Mia invested \( \$ 52,000 \) in an account paying an interest rate of \( 3.1 \% \) compounded continuously. Assuming no deposits or withdrawals are made, how long would it take, to the nearest tenth of a year, for the value of the account to reach \( \$ 62,100 \) ?

To find out how long it would take for Mia's investment to reach \( \$62,100 \), we can use the formula for continuous compounding, which is: \[ A = Pe^{rt} \] Where: - \( A \) is the amount of money accumulated after time \( t \), - \( P \) is the principal amount (the initial investment), - \( r \) is the annual interest rate (as a decimal), - \( t \) is the time in years, - \( e \) is the base of the natural logarithm.

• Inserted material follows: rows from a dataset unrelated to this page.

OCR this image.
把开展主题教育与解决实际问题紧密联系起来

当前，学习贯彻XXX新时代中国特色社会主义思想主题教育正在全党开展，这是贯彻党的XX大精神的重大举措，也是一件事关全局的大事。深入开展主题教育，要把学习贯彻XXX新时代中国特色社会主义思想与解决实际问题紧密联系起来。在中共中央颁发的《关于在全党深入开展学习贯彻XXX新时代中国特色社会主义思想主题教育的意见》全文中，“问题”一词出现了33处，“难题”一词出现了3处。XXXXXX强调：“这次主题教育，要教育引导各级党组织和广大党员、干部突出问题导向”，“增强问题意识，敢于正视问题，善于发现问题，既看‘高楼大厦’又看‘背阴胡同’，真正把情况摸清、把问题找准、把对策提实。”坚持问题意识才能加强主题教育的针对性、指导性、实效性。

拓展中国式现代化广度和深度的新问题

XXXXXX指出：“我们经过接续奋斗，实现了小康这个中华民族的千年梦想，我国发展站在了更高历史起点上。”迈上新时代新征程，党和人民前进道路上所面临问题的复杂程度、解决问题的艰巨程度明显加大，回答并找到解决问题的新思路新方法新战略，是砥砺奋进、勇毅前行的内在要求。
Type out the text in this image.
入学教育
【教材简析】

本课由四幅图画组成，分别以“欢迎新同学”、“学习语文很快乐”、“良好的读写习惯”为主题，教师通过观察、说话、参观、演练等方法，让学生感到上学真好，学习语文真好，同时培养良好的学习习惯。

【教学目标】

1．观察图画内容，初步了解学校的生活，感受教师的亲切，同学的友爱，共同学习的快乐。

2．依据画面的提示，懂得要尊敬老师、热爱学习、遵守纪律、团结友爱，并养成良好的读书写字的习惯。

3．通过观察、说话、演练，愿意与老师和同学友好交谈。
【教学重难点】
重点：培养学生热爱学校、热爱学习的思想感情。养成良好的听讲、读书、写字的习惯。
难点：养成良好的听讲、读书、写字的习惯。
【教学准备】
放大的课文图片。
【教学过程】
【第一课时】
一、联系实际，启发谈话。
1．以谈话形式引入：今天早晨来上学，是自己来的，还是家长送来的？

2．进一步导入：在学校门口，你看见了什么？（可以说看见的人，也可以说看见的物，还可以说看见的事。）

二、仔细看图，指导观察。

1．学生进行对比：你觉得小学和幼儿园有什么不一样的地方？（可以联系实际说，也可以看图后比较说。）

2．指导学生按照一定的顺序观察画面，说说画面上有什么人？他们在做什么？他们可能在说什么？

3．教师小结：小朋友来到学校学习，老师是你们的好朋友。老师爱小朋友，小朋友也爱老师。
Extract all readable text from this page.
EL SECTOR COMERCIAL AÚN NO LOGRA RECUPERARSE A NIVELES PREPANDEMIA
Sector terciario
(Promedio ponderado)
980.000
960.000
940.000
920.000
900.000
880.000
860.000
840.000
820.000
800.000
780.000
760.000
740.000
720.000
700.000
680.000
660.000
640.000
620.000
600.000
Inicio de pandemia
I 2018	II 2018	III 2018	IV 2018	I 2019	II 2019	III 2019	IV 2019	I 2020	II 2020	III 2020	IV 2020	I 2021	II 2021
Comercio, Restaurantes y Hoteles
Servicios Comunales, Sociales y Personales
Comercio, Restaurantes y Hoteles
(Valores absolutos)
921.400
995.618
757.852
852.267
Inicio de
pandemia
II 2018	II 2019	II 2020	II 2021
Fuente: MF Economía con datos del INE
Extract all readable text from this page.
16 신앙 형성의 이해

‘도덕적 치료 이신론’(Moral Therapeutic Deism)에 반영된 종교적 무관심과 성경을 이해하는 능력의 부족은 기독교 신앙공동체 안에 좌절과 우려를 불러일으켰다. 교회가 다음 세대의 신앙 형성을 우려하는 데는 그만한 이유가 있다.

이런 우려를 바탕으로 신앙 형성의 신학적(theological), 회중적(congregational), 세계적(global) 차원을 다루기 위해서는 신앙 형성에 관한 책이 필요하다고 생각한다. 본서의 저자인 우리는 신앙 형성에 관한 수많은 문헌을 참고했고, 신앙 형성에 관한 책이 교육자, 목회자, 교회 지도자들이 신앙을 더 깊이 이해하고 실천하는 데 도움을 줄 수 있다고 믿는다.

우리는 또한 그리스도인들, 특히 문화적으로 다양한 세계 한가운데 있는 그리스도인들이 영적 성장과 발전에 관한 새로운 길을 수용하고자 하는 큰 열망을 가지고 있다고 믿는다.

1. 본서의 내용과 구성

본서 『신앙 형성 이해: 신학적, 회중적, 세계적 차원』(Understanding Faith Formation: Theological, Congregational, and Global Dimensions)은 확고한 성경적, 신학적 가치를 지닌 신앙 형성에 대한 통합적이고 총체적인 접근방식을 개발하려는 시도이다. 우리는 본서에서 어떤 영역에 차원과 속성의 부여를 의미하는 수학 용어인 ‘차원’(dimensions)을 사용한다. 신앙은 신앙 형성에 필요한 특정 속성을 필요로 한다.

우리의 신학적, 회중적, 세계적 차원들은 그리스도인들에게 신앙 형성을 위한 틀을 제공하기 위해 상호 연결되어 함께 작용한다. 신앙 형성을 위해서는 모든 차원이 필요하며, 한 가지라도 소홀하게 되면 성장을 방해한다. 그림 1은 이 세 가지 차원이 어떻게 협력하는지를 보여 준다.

Given: - \( P = 52,000 \) - \( A = 62,100 \) - \( r = 0.031 \) Plugging in the values, we have: \[ 62,100 = 52,000 e^{0.031t} \] Now, divide both sides by 52,000: \[ \frac{62,100}{52,000} = e^{0.031t} \] This simplifies to: \[ 1.19423 = e^{0.031t} \] Next, take the natural logarithm of both sides: \[ \ln(1.19423) = 0.031t \] Calculate \( \ln(1.19423) \): \[ \ln(1.19423) \approx 0.1781 \] Now, solve for \( t \): \[ t = \frac{0.1781}{0.031} \approx 5.743 \] To the nearest tenth of a year, it would take approximately \( 5.7 \) years for Mia's investment to reach \( \$62,100 \).